"NOOOOOOOOOOOO!". L'urlo che esplode alla mia destra - si dice il peccato, non il peccatore (o peccatrice, in questo caso) - arriva in mezzo a una serie di colpi rullante-cassa di batteria, appena alle spalle di un contenuto pubblico in preda a una sorta di rapimento mistico. È la verbalizzazione più pura della reazione che sento innescarsi dentro di me all'attacco di Come Vera Nabokov, canzone che per me è una catapulta alle fughe di "fine giugno, maturità" - per citare un altro brano del protagonista di questo articolo - a bordo della Fiat Uno con cui Luca, all'epoca unico patentato della mia classe, ci scarrozzava in giro. E che il manipolo di fedelissimi chiamato a raccolta al Live Music Club di Trezzo sull'Adda non sentiva dal vivo da 9 anni, nel migliori dei casi.
Probabilmente tante delle persone che vedo davanti a me, in questo mercoledì sera di pioggia che chiamerebbe a gran voce una tisana zenzero e limone a casa, hanno questo stesso sobbalzo di incredulità nello sbattere davvero la faccia contro ciò che ci ripetiamo ormai da aprile, ma che forse non avevamo davvero metabolizzato del tutto fino a questo momento: I Cani sono tornati.

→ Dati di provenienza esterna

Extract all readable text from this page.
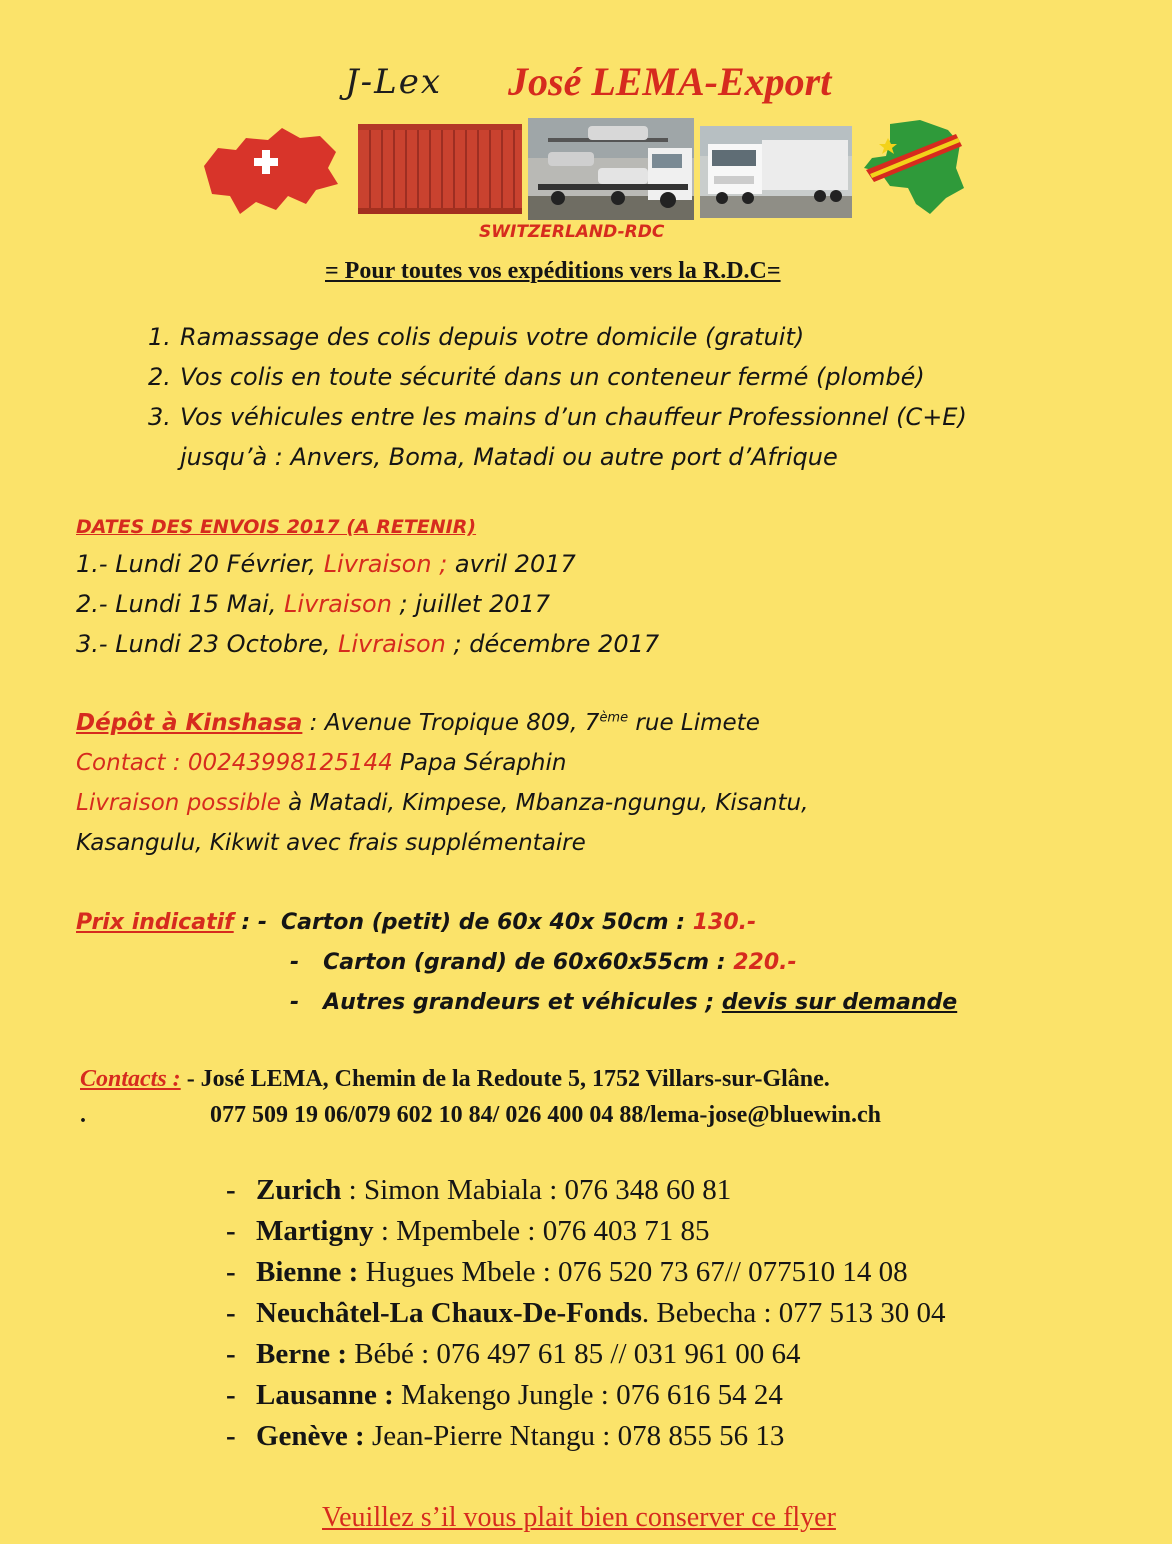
J-Lex José LEMA-Export
SWITZERLAND-RDC
= Pour toutes vos expéditions vers la R.D.C=
1. Ramassage des colis depuis votre domicile (gratuit)
2. Vos colis en toute sécurité dans un conteneur fermé (plombé)
3. Vos véhicules entre les mains d’un chauffeur Professionnel (C+E)
jusqu’à : Anvers, Boma, Matadi ou autre port d’Afrique
DATES DES ENVOIS 2017 (A RETENIR)
1.- Lundi 20 Février, Livraison ; avril 2017
2.- Lundi 15 Mai, Livraison ; juillet 2017
3.- Lundi 23 Octobre, Livraison ; décembre 2017
Dépôt à Kinshasa : Avenue Tropique 809, 7ème rue Limete
Contact : 00243998125144 Papa Séraphin
Livraison possible à Matadi, Kimpese, Mbanza-ngungu, Kisantu,
Kasangulu, Kikwit avec frais supplémentaire
Prix indicatif : - Carton (petit) de 60x 40x 50cm : 130.-
- Carton (grand) de 60x60x55cm : 220.-
- Autres grandeurs et véhicules ; devis sur demande
Contacts : - José LEMA, Chemin de la Redoute 5, 1752 Villars-sur-Glâne.
.	077 509 19 06/079 602 10 84/ 026 400 04 88/lema-jose@bluewin.ch
- Zurich : Simon Mabiala : 076 348 60 81
- Martigny : Mpembele : 076 403 71 85
- Bienne : Hugues Mbele : 076 520 73 67// 077510 14 08
- Neuchâtel-La Chaux-De-Fonds. Bebecha : 077 513 30 04
- Berne : Bébé : 076 497 61 85 // 031 961 00 64
- Lausanne : Makengo Jungle : 076 616 54 24
- Genève : Jean-Pierre Ntangu : 078 855 56 13
Veuillez s’il vous plait bien conserver ce flyer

Quella in cui ci troviamo viene presentata come una "prova generale", una data aperta al pubblico appena un paio di giorni prima dell'inizio ufficiale del tour (quasi tutto sold out). E sarà che questo concerto è stato annunciato un po' all'ultimo minuto, sarà che in giornata l'accoppiata "morte di James Senese" e "reunion dei C.S.I." ha portato la mente altrove, sarà lo sbattersi per recuperare un passaggio fino a Trezzo, sta di fatto che la presa di coscienza su quello che succederà in questa serata non arriva neanche quando Contessa e i suoi si palesano - si fa per dire, vista la volutamente scarsa illuminazione che li accompagna - sul palco, qualche minuto prima delle annunciate 21:30.

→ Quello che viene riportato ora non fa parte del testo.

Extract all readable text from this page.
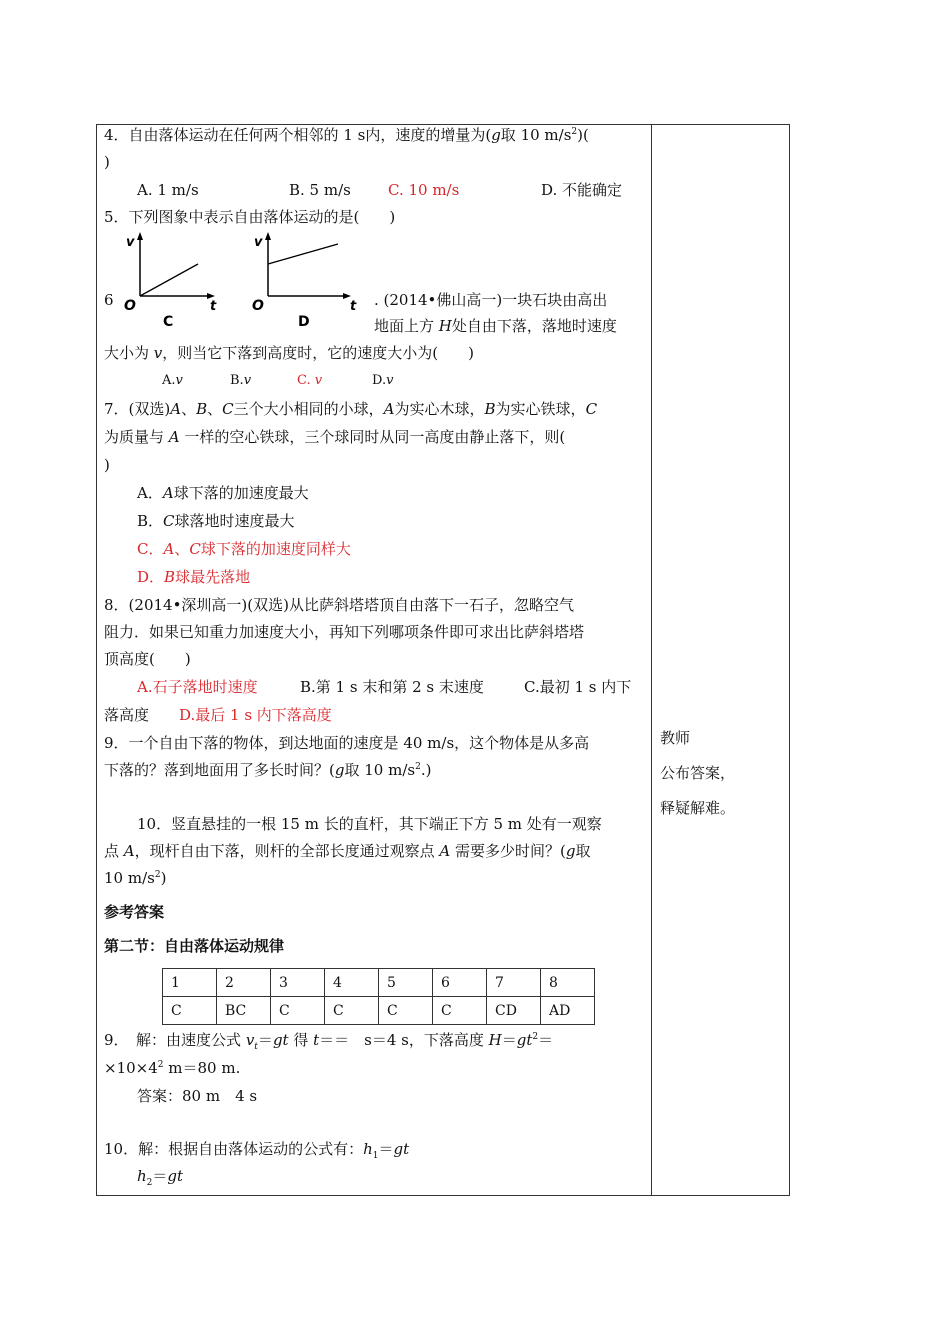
4．自由落体运动在任何两个相邻的 1 s内，速度的增量为(g取 10 $m/s^2$)(
)
A. 1 m/s	B. 5 m/s C. 10 m/s	D. 不能确定
5．下列图象中表示自由落体运动的是(　　)
v
t
O
C
v
t
O
D
6	. (2014•佛山高一)一块石块由高出
地面上方 H处自由下落，落地时速度
大小为 v，则当它下落到高度时，它的速度大小为(　　)
A.v	B.v	C. v	D.v
7．(双选)A、B、C三个大小相同的小球，A为实心木球，B为实心铁球，C
为质量与 A 一样的空心铁球，三个球同时从同一高度由静止落下，则(
)
A．A球下落的加速度最大
B．C球落地时速度最大
C．A、C球下落的加速度同样大
D．B球最先落地
8．(2014•深圳高一)(双选)从比萨斜塔塔顶自由落下一石子，忽略空气
阻力．如果已知重力加速度大小，再知下列哪项条件即可求出比萨斜塔塔
顶高度(　　)
A.石子落地时速度	B.第 1 s 末和第 2 s 末速度	C.最初 1 s 内下
落高度 D.最后 1 s 内下落高度
9．一个自由下落的物体，到达地面的速度是 40 m/s，这个物体是从多高
下落的？落到地面用了多长时间？(g取 10 $m/s^2$.)
10．竖直悬挂的一根 15 m 长的直杆，其下端正下方 5 m 处有一观察
点 A，现杆自由下落，则杆的全部长度通过观察点 A 需要多少时间？(g取
10 $m/s^2$)
参考答案
第二节：自由落体运动规律
1	2	3	4	5	6	7	8
C	BC	C	C	C	C	CD	AD
9．　解：由速度公式 $v_t=gt$ 得 t＝＝　s＝4 s，下落高度 $H=gt^2=$
$\times 10\times 4^2$ m＝80 m.
答案：80 m　4 s
10．解：根据自由落体运动的公式有：$h_1=gt$
$h_2=gt$
教师
公布答案，
释疑解难。
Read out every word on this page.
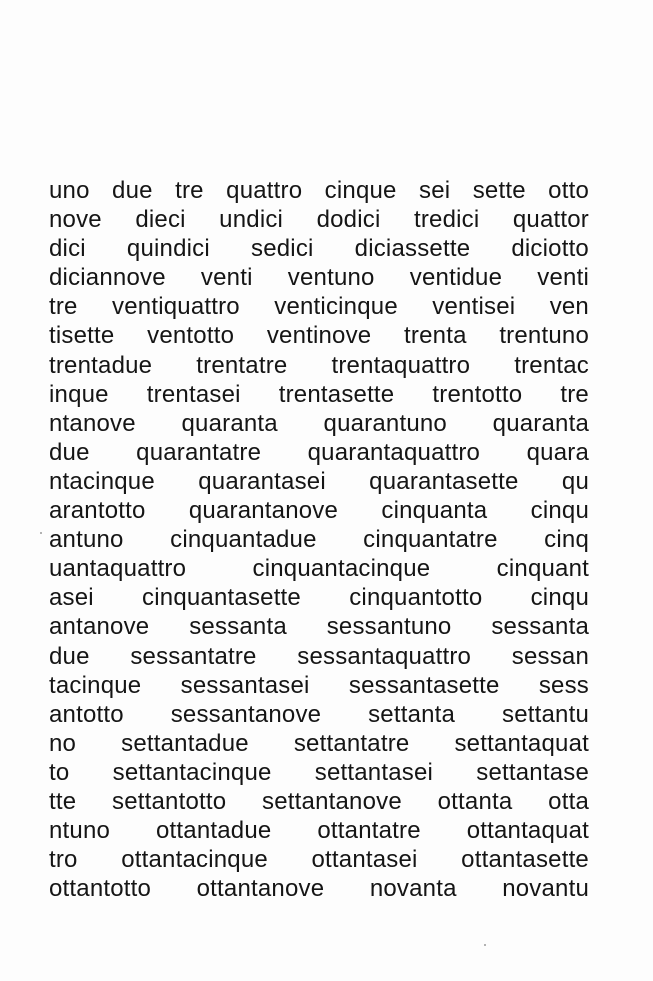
uno due tre quattro cinque sei sette otto
nove dieci undici dodici tredici quattor
dici quindici sedici diciassette diciotto
diciannove venti ventuno ventidue venti
tre ventiquattro venticinque ventisei ven
tisette ventotto ventinove trenta trentuno
trentadue trentatre trentaquattro trentac
inque trentasei trentasette trentotto tre
ntanove quaranta quarantuno quaranta
due quarantatre quarantaquattro quara
ntacinque quarantasei quarantasette qu
arantotto quarantanove cinquanta cinqu
antuno cinquantadue cinquantatre cinq
uantaquattro cinquantacinque cinquant
asei cinquantasette cinquantotto cinqu
antanove sessanta sessantuno sessanta
due sessantatre sessantaquattro sessan
tacinque sessantasei sessantasette sess
antotto sessantanove settanta settantu
no settantadue settantatre settantaquat
to settantacinque settantasei settantase
tte settantotto settantanove ottanta otta
ntuno ottantadue ottantatre ottantaquat
tro ottantacinque ottantasei ottantasette
ottantotto ottantanove novanta novantu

Ad accoglierli non c'è il pienone che si prevede per il resto del tour. Tra chi aveva già preso il biglietto per le date successive e chi non riusciva a organizzarsi con così poco preavviso, il pubblico si aggirerà a occhio sulle 500 persone. Questo dato, aggiunto al divieto assoluto di usare i telefoni per filmare o fotografare ciò che succede all'interno del locale, rende questo concerto dei Cani 1) splendido, per l'atmosfera intima che si crea, 2) quanto di più vicino a uno dei loro primissimi live, che oggi sembra distante almeno qualche era geologica. L'unico elemento che svela l'inganno è il peso della produzione dell'evento. Sopra il palcoscenico aleggia un cerchio di luci, alle spalle della batteria ci sono tre enormi ledwall, che dietro questo live ci sia un lavoro mastodontico è evidente.
Al momento dell'inizio, la sensazione di straniamento è palpabile. Si comincia con Io, estratto dal disco uscito lo scorso aprile a sorpresa, Post mortem: è un ingresso rallentato, come se ci fosse bisogno - e ce n'è eccome - di orientarsi. Ma non per la band, un quintetto che appare fin da subito bello solido nel suono e premiato dall'ottima acustica del club. È il pubblico che deve riprendere contatto con un qualcosa che desiderava da troppo tempo, e ora ce l'ha di colpo di fronte. E quel lamentoso '"io" che Contessa pronuncia sembra detto per convincere tanto sé stesso quanto i presenti che sì, è proprio lui quella figura smilza che sta cantando al microfono.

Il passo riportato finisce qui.